Regarding the government’s measure to support the hospitality and retail sector, Nayager said it is “a welcome move for our customers, their employees and consumers in general”.
Diageo is Scotland’s largest exporter of Scotch whisky and other spirits.
Trade body Drinks Ireland said the freeze in excise duty will “provide some relief for our Northern Irish beer, cider, and spirits producers and wine importers”.
Patricia Callan, director of Drinks Ireland, said: “The UK currently has the fourth highest aggregate rate of excise on alcoholic products relative to EU countries, which puts undue pressure on small drinks producers in particular.”
She also welcomed the government’s £10m (US$12.9m) pledge to help decarbonise distillers.
However, Callan said she is “seeking clarity” on the statement as the government’s pledge to spend £1m (US$1.3m) on promoting Scottish food and drink overseas should also be extended to Ireland.
“Irish whiskey and Irish cream liqueur in Northern Ireland have equally been hit with 25% tariffs from the US as part of the Boeing/Airbus trade dispute, so they should be provided with similar support,” she stressed.
“Northern Ireland’s drinks industry makes a substantial contribution to the economy, as a major exporter, investor and tourism driver.
“Over six million cases of Irish whiskey, Irish cream liqueur and gin were produced in Northern Ireland in 2019, over 80% of which was exported to markets other than the UK or Ireland.”
Callan added that the UK government must do more to “support this very important sector in Northern Ireland”.
UK Spirits Alliance
The UK Spirits Alliance, which was formed last July, also welcomed the spirits duty freeze – the third freeze in a row.
A spokesperson for UK Spirits Alliance said: “Today’s announcement of a freeze in spirits duty is welcome news for Britain’s army of distillers and the millions who enjoy our products.

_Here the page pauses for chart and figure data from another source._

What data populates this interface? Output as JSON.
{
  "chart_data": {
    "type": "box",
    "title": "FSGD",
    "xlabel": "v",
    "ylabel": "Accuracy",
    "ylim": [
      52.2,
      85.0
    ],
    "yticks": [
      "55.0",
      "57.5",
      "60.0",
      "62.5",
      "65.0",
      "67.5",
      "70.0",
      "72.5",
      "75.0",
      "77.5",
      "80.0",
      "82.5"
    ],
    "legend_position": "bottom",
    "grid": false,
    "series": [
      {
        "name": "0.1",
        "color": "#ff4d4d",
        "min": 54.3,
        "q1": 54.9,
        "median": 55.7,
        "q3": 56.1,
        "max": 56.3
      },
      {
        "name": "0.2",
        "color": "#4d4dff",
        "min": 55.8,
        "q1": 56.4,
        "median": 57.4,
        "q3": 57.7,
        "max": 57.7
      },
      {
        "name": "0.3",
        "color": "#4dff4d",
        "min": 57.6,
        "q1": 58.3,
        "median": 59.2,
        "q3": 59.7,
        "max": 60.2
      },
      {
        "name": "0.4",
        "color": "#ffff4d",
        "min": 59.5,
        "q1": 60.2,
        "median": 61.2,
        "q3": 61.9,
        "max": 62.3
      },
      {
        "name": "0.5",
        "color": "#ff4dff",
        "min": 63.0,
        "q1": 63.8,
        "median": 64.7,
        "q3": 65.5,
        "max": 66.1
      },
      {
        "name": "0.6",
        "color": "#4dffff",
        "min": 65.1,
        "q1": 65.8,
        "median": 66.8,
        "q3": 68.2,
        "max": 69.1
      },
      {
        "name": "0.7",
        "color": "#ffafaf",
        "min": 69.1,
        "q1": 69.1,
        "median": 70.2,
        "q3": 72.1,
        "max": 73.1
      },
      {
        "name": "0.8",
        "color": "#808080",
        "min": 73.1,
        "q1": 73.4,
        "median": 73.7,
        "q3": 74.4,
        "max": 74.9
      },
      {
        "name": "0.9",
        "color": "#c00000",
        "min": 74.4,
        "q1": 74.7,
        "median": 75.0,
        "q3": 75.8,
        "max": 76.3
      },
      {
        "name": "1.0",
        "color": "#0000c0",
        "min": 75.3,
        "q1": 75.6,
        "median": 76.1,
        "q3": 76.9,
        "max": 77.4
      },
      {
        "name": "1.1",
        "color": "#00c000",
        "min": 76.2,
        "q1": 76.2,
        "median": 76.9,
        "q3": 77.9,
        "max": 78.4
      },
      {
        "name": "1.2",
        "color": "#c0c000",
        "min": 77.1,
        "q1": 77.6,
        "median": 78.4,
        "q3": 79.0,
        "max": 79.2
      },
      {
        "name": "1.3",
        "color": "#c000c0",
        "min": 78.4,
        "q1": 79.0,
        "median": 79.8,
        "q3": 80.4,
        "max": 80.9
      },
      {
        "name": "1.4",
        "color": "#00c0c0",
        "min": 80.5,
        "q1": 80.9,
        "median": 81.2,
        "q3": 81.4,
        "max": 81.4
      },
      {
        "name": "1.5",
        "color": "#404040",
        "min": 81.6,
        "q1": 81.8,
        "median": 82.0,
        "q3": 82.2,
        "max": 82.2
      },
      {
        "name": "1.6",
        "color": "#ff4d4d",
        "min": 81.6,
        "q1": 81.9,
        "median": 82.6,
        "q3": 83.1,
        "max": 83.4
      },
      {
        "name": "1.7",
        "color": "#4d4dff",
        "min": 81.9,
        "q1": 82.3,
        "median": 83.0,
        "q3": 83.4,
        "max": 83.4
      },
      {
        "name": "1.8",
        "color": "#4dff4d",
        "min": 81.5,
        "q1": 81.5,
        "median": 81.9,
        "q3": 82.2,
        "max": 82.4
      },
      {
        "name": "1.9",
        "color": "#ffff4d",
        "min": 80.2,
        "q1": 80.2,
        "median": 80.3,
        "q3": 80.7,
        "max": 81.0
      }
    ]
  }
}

This is the third freeze in three years, bringing much needed stability for our industry.
“We also welcome confirmation of the government’s Queen’s Speech commitment to a review of alcohol duties.”
Trade association UK Hospitality voiced concern over large hospitality operators, which have “been utterly ignored”.
Kate Nichols, chief executive of UK Hospitality, said: “Hospitality businesses are on the front line of coronavirus impacts and need support as footfall and bookings drop and people self-isolate, and as serious cashflow problems arise.
“While easing business rates burdens and partial refunding of statutory sick pay will help support some businesses but while the measures announced today may give smaller hospitality businesses some breathing room, it’s vital to recognise larger operators, and the huge number they support, but which have today been utterly ignored at a time of business crisis.
“The perverse nature of the current system is underlined by the ongoing coronavirus situation, with punishing payments still expected of companies whose venues may not be able to open or operate.”
Regarding the rise of business rate discounts to £5,000 (US$6,462) for pubs, Nichols said the move is a “positive recognition of hospitality and the vital role it plays in the UK’s economy and culture”.
However, she waned that “many of the hardest hit businesses will not benefit, either because they have rateable values above £51,000 (US$65,000), or above £100,000 (US$130,000) for pubs, or because state aid rules mean that venues in bigger chains – the larger employers – will be ineligible, so more will likely be needed between now and implementation of a new system”.
UK Hospitality said the announcement that the business rates system review will be completed in the autumn budget is a “much-welcome deadline” and is a “positive step” for a system that “requires modernising and improving”.
Nichols also “warmly” welcomed the government’s freeze on alcohol duties.